Heinrich Moritz Gottlieb Grellmann (1756 – 1804), Professor in Göttingen.
Grellmann gilt im deutschen Sprachraum als der erste wissenschaftliche „Zigeunerforscher“ oder „Zigeunerwissenschaftler“. Er forderte von den „Zigeunern“ wie manche andere „Zigeunerforscher“ nach ihm Anpassung an die „zivilisierte Volksmenge" mithilfe einer pädagogischen „Umschaffung", eine Disziplinierung über die Erziehung, gemeint war unter anderem die Sesshaftmachung. Dieses Ziel stand im klaren Widerspruch zu den Edikten und den Ausgrenzungsmechanismen, aber mit der „Umschaffung“ sollte das Ziel Assimilierung erreicht werden. Grellmanns Begründung des Projekts der „Zigeuner-Assimilation” stellte vor allem den ökonomischen Nutzen und das daraus resultierende staatliche Interesse an der geplanten Umerziehung in den Vordergrund.
Das Projekt, das zum Teil unter Maria Theresia und Joseph II. umgesetzt wurde, scheiterte. Das Projektziel Assimilation wurde aber nicht infrage gestellt, sondern die „Zigeuner“ wurden zu einem Volk von kulturloser Primitivität erklärt. Die von Heinrich Grellmann mitbegründete Zigeunerwissenschaft glaubte, im Verhalten der "Zigeuner" Anzeichen gesellschaftsgefährdender Verwahrlosung zu erkennen, und erklärte diese schließlich zu „sittlichen Ungeheuern". Die Bezeichnungen, die Grellmann benutzte und die dann endgültig Eingang in das enzyklopädische Wissen über „Zigeuner“, sprich Sinti und Roma, fanden, sind bösartig-diskriminierend. Das Denken von Grellmann war biologistisch, weil das unterstellte Verhalten nicht als individuelles Verhalten bewertet sondern per se zu einem Kulturgut für eine gesamte Gruppe erklärt wurde. Eine Grundlage für den Rassismus war damit gelegt. Im Originalton Grellmanns heißt es zum Beispiel: Oft schien ein Knabe […] auf dem besten Wege zur Menschwerdung zu seyn, und plötzlich brach die rohe Natur wieder hervor, er gerieth in den Rückfall und wurde mit Haut und Haar wieder Zigeuner. (S. 11)
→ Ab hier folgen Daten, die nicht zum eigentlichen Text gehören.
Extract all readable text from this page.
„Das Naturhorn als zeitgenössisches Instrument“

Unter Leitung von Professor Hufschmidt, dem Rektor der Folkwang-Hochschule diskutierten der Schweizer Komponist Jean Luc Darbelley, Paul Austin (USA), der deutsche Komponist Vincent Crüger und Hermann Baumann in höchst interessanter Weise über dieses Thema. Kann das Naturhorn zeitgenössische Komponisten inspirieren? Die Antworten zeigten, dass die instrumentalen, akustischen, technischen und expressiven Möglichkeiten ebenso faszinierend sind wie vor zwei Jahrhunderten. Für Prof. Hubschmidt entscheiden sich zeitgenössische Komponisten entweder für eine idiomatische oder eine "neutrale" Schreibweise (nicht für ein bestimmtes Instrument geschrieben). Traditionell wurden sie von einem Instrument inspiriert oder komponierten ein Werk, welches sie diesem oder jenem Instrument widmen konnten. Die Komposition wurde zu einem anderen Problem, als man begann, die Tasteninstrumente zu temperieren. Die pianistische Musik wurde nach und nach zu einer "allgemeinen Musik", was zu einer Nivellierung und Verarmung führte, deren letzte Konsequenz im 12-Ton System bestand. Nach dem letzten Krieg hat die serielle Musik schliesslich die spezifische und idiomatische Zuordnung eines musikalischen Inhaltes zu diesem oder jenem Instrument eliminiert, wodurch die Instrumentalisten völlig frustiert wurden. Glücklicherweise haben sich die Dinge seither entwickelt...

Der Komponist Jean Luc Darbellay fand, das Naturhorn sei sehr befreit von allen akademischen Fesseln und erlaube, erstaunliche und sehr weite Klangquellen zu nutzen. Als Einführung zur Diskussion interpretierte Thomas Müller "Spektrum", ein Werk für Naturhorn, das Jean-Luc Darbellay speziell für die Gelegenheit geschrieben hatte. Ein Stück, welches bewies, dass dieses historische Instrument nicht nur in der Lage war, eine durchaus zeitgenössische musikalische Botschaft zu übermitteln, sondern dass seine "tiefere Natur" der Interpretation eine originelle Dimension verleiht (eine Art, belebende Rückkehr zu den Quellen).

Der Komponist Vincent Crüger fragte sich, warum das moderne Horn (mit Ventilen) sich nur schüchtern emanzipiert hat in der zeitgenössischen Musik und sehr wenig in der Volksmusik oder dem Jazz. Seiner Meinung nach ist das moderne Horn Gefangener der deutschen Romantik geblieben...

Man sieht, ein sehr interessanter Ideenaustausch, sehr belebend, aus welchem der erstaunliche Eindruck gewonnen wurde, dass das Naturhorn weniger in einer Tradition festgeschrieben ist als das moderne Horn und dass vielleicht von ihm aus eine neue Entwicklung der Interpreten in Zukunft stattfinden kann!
Vor Grellmann waren schon Richter, Staatsanwälte und auch Philosophen aktiv bei der Suche nach dem „Wesen der Zigeuner“. Die Ergebnisse ihrer Untersuchungen wurden veröffentlicht, gelesen und nicht zuletzt in Lexika zusammengefasst, so dass jeder wusste, was ein „Zigeuner“ ist, welche Eigenschaften er hat, ohne jemals Kontakt zu Sinti und Roma gehabt zu haben.